San Francisco --When Stanley Nelson set out to make a documentary on cult leader Jim Jones and the mass murder-suicide of his followers, his biggest challenge was unearthing enough new footage to make the 28-year-old story seem fresh again.
He thought he'd need expensive dramatic recreations and heavy narration to tell the story of the deaths of more than 900 people in the jungle of Guyana in 1978.
But in more than 30 interviews with survivors and family members, Nelson was entrusted with prized recordings that helped piece together the Peoples Temple, and why Jones' followers believed in him until the very end.
Among the rare footage unearthed by Nelson are home videos showing the construction of the Jonestown compound and the video diaries of cult members.
"We weren't going for just the shock value of this story," said Nelson, 54, of Oakland. "We were seriously interested in why people joined, why they stayed, what it was like to live in Jonestown."
Nelson's documentary, "Jonestown," financed by Boston's WGBH, premieres April 26 at the Tribeca Film Festival in New York. It follows Jones from a disturbed childhood through the temple's final days.
One of at least two new films on Jones and his cult, it is also scheduled to air next year on the PBS series "American Experience."
Canadian filmmaker Tim Wolochatiuk begins final shooting next week on his "docudrama," blending interviews and archival footage with cinematic re-enactments, at a massive Jonestown replica set in South Africa. It is scheduled to air this fall in 10 countries, including on the cable network A&E in the U.S.
Both filmmakers said the time was right to re-examine the tragedy.
The passage of nearly three decades has made survivors more willing to talk. And the filmmakers are eyeing a ripe demographic: young politically minded audiences that grew up after Jonestown but are fascinated by religious extremism.
"It's really important that we understand that the way people are led into evil is by following someone they generally believe is right and good," Nelson said. "These things happen over and over again throughout the history of the world. It's important that we question our leaders about who they are and where they're leading us."
Wolochatiuk's film focuses solely on the final days of Jonestown and the temple's sudden unraveling. Its goal is to present a balanced portrayal of the followers' devotion to Jones and the temple, he said.
"One of the universal questions that's still out there is why or how this could happen," he said. "When you dig deep enough, it could be you or me. When you scratch deep enough, you realize that these are people with very good intentions."
Tim Reiterman, the Los Angeles Times writer who co-wrote the seminal book on the Peoples Temple, "Raven," was interviewed for both films.
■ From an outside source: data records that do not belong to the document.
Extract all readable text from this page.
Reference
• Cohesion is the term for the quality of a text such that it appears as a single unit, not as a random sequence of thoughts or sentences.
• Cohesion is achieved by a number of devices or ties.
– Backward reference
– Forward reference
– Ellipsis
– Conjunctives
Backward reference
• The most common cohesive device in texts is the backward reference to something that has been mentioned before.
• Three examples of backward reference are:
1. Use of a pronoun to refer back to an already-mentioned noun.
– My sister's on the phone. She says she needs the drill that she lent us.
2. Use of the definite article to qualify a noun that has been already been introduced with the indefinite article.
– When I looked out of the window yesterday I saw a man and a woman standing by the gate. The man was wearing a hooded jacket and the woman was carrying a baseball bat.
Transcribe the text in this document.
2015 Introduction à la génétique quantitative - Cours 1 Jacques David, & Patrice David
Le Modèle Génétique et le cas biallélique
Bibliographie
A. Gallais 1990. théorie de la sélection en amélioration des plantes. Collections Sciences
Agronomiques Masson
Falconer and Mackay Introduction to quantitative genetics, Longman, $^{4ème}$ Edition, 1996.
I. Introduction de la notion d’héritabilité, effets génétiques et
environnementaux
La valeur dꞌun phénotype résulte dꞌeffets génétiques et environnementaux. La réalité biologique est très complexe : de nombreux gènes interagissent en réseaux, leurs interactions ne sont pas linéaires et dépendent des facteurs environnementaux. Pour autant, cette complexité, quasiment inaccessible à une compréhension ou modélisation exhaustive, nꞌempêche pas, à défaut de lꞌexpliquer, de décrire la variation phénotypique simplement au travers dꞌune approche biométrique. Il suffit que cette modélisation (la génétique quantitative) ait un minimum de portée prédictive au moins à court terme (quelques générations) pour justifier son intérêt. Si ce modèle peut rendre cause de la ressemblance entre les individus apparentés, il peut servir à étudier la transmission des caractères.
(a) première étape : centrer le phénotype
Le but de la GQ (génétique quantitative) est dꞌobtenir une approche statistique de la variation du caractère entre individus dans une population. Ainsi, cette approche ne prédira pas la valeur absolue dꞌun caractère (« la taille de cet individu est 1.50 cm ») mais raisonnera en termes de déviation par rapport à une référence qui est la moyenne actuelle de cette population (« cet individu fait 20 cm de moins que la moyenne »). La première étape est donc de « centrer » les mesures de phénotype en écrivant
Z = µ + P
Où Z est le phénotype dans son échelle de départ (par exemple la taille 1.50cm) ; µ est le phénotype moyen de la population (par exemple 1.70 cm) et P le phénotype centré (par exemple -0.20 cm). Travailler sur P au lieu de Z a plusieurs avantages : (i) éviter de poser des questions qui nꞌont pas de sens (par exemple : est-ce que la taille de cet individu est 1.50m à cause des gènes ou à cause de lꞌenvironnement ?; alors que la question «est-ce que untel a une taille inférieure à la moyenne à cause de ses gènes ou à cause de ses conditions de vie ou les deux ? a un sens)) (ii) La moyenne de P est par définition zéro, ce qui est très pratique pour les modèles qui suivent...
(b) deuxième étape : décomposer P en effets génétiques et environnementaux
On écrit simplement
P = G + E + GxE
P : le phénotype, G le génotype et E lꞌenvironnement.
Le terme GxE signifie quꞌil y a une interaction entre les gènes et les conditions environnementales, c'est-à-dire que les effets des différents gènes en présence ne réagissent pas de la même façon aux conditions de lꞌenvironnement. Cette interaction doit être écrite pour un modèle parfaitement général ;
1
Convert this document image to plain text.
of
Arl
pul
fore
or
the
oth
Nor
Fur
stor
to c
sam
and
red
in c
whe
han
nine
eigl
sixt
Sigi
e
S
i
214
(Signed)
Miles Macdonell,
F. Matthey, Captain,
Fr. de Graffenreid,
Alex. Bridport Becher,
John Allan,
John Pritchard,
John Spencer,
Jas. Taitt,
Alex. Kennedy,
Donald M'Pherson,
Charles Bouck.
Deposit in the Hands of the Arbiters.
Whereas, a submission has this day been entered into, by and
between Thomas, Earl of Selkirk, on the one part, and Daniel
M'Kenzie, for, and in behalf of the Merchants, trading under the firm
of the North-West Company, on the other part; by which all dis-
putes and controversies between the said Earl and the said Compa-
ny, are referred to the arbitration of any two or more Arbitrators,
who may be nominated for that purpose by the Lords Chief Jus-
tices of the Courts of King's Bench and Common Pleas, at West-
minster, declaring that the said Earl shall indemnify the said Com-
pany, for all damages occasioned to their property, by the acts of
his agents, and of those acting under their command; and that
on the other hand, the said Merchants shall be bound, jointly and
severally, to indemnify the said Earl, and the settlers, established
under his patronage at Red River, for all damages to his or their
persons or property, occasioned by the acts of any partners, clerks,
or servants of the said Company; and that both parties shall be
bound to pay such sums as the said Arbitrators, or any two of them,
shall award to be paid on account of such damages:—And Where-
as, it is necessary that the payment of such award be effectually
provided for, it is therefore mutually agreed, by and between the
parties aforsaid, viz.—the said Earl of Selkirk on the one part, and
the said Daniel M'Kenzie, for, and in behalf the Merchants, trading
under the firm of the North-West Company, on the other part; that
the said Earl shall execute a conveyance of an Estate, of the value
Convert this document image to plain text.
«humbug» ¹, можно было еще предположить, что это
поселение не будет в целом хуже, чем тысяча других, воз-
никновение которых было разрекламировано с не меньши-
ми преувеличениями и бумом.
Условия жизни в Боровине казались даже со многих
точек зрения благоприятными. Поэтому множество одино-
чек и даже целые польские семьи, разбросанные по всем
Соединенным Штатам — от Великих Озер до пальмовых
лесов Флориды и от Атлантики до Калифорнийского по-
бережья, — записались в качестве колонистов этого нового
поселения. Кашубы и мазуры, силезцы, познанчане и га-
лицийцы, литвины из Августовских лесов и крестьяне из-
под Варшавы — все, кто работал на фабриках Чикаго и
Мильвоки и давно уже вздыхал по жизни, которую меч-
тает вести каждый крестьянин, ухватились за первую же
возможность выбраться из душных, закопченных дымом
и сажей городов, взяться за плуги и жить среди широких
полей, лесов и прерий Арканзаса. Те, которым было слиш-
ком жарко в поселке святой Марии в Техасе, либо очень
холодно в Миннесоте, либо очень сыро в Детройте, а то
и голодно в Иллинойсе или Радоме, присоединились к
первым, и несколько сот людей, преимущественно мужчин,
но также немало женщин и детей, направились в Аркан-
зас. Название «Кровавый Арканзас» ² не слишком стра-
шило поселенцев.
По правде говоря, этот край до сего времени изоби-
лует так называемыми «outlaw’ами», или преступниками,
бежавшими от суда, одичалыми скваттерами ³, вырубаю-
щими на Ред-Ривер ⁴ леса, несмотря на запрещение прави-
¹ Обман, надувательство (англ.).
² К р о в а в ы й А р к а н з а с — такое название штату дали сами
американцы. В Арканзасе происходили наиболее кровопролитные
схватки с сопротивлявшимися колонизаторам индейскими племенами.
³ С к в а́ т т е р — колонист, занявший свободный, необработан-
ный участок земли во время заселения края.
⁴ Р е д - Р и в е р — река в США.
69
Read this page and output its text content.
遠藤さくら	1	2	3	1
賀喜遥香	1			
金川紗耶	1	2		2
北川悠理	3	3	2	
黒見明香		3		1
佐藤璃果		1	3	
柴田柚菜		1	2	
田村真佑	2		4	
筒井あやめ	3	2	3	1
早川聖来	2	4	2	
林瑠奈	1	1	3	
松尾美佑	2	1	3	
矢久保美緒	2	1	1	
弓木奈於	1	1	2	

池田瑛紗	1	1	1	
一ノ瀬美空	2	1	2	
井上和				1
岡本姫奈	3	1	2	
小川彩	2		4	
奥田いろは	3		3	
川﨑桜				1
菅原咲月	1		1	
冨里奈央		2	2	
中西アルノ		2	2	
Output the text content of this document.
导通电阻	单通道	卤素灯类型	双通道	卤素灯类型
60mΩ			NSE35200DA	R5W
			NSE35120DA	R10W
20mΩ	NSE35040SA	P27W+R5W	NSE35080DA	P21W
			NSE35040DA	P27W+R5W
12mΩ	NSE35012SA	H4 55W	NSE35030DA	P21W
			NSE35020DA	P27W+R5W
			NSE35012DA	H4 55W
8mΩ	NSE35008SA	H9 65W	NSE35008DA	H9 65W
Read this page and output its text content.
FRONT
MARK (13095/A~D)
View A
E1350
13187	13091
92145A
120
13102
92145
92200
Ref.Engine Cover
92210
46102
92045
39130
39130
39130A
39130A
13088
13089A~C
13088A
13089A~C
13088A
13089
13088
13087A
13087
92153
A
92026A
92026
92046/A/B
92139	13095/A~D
Reiterman was shot by temple followers in Guyana while reporting on the congressional delegation led by Rep. Leo Ryan, who was killed in the attack at an airstrip as defectors tried to flee.
Reiterman said he was pleased with both films' efforts to further understanding of the temple's followers, many of whom joined with the best of motives, and of the circumstances surrounding the deaths.
Many people were murdered at Jonestown, he points out, and did not in fact commit suicide.
"Any documentary that portrays Peoples Temple followers as anything other than robots is a good thing," he said.